The Anthologist

October 8, 2010

Pluck the day.

It turns out carpe diem doesn’t quite mean seize the day:

But here’s the thing. Horace didn’t say that. “Carpe diem” doesn’t mean seize the day–it means something gentler and more sensible. “Carpe diem” means pluck the day. Carpe, pluck. Seize the day would be “cape diem,” if my school Latin serves. No R. Very different piece of advice.

What Horace had in mind was that you should gently pull on the day’s stem, as if it were, say, a wildflower or an olive, holding it with all the practiced care of your thumb and the side of your finger, which knows how to not crush easily crushed things–so that the day’s stalk or stem undergoes increasing tension and draws to a thinness, and a tightness, and then snaps softly away at its weakest point, perhaps leaking a little milky sap, and the flower, or the fruit, is released in your hand.
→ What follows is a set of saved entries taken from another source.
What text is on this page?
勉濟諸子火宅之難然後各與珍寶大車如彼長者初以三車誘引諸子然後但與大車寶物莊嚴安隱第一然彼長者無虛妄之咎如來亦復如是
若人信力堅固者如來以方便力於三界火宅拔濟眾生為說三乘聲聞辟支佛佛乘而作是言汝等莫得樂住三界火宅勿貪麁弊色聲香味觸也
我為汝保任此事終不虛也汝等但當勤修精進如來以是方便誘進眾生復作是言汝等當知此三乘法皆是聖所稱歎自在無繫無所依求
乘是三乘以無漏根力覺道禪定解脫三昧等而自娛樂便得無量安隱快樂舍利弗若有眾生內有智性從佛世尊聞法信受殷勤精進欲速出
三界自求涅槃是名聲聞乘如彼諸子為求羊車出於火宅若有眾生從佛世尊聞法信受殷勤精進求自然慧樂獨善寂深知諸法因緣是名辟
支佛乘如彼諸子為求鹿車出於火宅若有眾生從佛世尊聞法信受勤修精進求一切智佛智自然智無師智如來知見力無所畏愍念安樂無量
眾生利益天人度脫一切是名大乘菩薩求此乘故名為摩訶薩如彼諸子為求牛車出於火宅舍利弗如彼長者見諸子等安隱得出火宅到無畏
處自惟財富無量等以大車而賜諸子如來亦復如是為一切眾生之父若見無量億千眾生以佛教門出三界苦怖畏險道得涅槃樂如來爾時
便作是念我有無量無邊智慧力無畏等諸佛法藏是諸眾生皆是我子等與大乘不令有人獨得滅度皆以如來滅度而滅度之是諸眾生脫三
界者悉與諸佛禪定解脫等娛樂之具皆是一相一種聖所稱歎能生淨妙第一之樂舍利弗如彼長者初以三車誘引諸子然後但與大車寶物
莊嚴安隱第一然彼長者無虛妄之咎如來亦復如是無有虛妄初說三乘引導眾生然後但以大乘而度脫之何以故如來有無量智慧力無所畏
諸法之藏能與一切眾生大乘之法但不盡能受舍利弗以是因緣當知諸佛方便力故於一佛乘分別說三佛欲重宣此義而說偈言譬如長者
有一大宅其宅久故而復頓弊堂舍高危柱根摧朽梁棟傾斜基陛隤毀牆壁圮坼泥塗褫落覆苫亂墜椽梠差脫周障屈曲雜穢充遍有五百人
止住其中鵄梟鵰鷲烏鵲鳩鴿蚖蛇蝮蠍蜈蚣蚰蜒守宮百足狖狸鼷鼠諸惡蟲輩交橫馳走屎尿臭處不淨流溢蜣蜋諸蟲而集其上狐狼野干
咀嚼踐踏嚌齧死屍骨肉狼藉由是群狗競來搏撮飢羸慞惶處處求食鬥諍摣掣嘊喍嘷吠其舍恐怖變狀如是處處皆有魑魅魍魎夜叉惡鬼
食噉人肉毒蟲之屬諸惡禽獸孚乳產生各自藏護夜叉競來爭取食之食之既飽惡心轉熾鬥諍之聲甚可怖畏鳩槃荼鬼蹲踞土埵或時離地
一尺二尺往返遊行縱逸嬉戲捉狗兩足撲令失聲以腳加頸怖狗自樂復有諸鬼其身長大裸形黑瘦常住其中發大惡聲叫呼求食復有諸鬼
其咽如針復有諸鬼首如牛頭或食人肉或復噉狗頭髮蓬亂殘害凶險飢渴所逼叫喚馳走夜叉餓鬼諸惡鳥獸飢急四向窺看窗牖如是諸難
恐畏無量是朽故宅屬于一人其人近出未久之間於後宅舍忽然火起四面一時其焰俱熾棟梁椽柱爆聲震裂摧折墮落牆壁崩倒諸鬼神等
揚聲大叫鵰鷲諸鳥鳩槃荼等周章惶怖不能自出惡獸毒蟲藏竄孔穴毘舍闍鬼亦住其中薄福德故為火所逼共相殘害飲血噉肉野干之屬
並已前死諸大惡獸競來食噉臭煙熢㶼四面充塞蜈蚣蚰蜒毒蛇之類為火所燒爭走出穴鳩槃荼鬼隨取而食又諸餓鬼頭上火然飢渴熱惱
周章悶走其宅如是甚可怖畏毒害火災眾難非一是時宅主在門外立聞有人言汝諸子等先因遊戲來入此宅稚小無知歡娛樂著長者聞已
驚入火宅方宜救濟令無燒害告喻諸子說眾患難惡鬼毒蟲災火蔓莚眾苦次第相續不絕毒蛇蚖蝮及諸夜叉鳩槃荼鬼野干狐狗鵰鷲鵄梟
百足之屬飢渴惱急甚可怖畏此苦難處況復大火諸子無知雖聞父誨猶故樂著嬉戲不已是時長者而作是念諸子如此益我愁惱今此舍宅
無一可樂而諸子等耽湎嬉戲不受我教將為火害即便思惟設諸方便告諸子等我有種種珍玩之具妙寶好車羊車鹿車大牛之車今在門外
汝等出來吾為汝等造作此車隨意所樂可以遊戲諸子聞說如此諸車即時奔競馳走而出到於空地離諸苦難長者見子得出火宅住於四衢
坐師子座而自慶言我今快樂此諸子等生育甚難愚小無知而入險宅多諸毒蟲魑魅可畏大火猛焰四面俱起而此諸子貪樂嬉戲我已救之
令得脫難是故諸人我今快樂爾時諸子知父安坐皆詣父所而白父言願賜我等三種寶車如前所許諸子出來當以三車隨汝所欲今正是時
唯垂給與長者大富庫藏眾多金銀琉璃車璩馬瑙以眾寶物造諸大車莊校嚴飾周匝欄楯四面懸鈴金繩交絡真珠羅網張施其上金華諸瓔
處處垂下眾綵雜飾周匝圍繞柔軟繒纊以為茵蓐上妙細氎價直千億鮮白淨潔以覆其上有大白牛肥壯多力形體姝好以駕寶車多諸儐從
Pluck the cranberry or blueberry of the day tenderly free without damaging it, is what Horace meant– pick the day, harvest the day, reap the day, mow the day, forage the day. Don’t freaking grab the day in your fist like a burger at a fairground and take a big chomping bite out of it. That’s not the kind of man that Horace was. (127)

Should we consider a moratorium on creative production, to give everyone time to catch up on their reading?

It’s hard to hold it all in your head. All the different possible ways that you can enjoy life. Or not enjoy life. And all the things that are going on. The different rug patterns. The different car designs. The different radio shows that are coming and going. The new ads. The new crop of famous people.

And then there is, of course, always, and inevitably, this spume of poetry that’s just blowing out of the sulfurous flue-holes of the earth. Just masses of poetry. It’s unstoppable, it’s uncorkable. There’s no way to make it end.

If we could just–just stop. For one year. If everybody could stop publishing their poems. No more. Stop it. Just–everyone. Every poet. Just stop.

But of course that’s totally unfair to the poets who are just starting out. This may be their “wunderjahr.” This may be the year that they really find their voice. And I’m telling them to stop? No, that wouldn’t do.

But wouldn’t it be great? To have a moment to regroup and understand? Everybody would ask, Okie dokie, what new poems am I going to read today? Sorry: none. There are no new poems. And so you’re thrown back onto what’s already there, and you look at what’s on your shelves, that you bought maybe eight years ago and you think, Have I really looked at this book? This book might have something to it. And it’s there, it’s been waiting and waiting. Without any demonstration or clamor. No squeaky wheel. It’s just been waiting.

If everybody was silent for a year–if we could just stop this endless forward stumbling progress–wouldn’t we all be better people? I think probably so. I think that the lack of poetry, the absence of poetry, the yearning to have something new, would be the best thing that could happen to our art. No poems for a solid year. Maybe two. (19-20)

On the one hand, you’ve got to read good stuff in order to write good stuff. But on the other hand, you’ve got to write good stuff.